Sophia, 24 anos, está em um relacionamento amoroso há mais de um ano, mas seu cérebro ainda insiste em fazer uma auditoria interminável da viabilidade dele. A criadora de conteúdo e garçonete de Leeds descreve viver com TOC de relacionamento (ROCD), uma forma de transtorno obsessivo-compulsivo que transforma dúvidas normais sobre o relacionamento em um tormento mental completo. "Não conseguia sair de casa porque estava tão preocupada em trair meu namorado", diz ela. "No meu pior momento, ficava deitada na cama o dia todo, fazendo centenas de perguntas ao ChatGPT para tentar obter segurança."

O Prof. David Veale, psiquiatra consultor do South London and Maudsley NHS Trust, explica que o ROCD envolve dúvidas intrusivas persistentes que causam sofrimento significativo e levam a comportamentos compulsivos, como testar repetidamente o parceiro. "Pode consumir horas de energia mental e causar muita ansiedade, enquanto em um relacionamento normal esses pensamentos não dominam o seu dia", diz ele. O TOC afeta 1,2% da população do Reino Unido, mas o ROCD não é registrado separadamente, então os números exatos são obscuros. O Prof. Veale suspeita que possa ser "ligeiramente mais comum em mulheres", embora os dados sejam insuficientes para afirmar com certeza.

O Prof. Guy Doron, psicólogo clínico da Universidade Reichman em Israel, observa que a conscientização sobre o ROCD cresceu através das mídias sociais e pesquisas, levando mais pessoas a buscar ajuda. A condição geralmente se enquadra em duas categorias: centrada no relacionamento (duvidar dos próprios sentimentos) e focada no parceiro (obsessão com os defeitos do parceiro). Transições de vida como morar junto ou casar podem desencadeá-la. O TOC de Sophia originalmente se concentrava em germes - ela lavava as mãos pelo menos 30 vezes por dia - mas se fixou no relacionamento um mês depois, quando as coisas ficaram sérias. Mesmo pequenas coisas, como o namorado usar uma roupa pouco lisonjeira, a faziam questionar tudo.

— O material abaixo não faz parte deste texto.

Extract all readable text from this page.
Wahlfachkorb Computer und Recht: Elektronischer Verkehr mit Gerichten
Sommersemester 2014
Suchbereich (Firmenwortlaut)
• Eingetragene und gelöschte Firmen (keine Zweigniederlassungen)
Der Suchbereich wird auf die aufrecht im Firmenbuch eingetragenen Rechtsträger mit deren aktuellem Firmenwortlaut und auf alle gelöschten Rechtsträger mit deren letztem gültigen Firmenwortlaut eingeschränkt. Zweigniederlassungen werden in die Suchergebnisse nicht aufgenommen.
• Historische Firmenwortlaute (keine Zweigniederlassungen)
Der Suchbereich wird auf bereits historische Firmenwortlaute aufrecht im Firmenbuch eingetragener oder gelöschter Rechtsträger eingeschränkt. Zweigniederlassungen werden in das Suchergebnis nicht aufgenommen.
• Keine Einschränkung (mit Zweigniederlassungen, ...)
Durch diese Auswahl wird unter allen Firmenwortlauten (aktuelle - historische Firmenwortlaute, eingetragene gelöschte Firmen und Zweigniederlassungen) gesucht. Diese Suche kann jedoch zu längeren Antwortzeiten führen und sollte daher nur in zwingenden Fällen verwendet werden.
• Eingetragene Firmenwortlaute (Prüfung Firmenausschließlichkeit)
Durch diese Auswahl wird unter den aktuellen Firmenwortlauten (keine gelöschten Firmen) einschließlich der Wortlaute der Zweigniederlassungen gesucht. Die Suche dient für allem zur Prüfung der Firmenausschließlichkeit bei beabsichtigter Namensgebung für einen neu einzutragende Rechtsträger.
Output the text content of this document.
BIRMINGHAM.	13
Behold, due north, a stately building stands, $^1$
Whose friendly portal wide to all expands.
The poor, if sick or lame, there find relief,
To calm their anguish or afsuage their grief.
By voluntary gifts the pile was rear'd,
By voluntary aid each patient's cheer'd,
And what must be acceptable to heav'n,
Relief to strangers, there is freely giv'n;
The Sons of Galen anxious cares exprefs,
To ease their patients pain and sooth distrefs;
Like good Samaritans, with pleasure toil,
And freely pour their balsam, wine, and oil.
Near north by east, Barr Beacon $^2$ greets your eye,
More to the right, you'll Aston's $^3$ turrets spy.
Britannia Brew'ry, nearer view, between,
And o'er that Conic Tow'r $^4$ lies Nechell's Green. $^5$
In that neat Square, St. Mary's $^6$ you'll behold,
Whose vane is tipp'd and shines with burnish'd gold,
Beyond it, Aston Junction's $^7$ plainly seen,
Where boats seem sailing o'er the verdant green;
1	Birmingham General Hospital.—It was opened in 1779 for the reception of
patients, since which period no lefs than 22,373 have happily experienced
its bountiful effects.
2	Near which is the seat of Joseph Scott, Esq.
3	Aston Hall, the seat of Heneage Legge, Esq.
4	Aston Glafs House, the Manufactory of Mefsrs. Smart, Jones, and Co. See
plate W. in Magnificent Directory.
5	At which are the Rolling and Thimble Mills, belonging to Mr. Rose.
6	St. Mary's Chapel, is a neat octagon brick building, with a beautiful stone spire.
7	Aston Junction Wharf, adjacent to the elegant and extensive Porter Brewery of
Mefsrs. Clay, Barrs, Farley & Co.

As mídias sociais não ajudam. "Elas romantizam o amor e podem fazer as pessoas duvidarem do próprio relacionamento", diz o Prof. Doron. Gracie, uma trabalhadora de caridade de saúde mental de Bristol que tem ROCD há sete anos, acha frases como "quando você sabe, você sabe" particularmente gatilho. "Podemos estar nos divertindo, mas na minha cabeça estou surtando, pensando se ele é o cara certo - é exaustivo", diz ela. Tanto Sophia quanto Gracie tentaram medicamentos e terapia cognitivo-comportamental (TCC), mas também tiveram que aprender sobre ROCD através de pesquisas online e YouTube. A OCD Action recomenda falar com um clínico geral como primeiro passo, enquanto o Prof. Doron aconselha contra testar o parceiro para obter segurança e sugere limitar o uso de mídias sociais e aplicativos de namoro.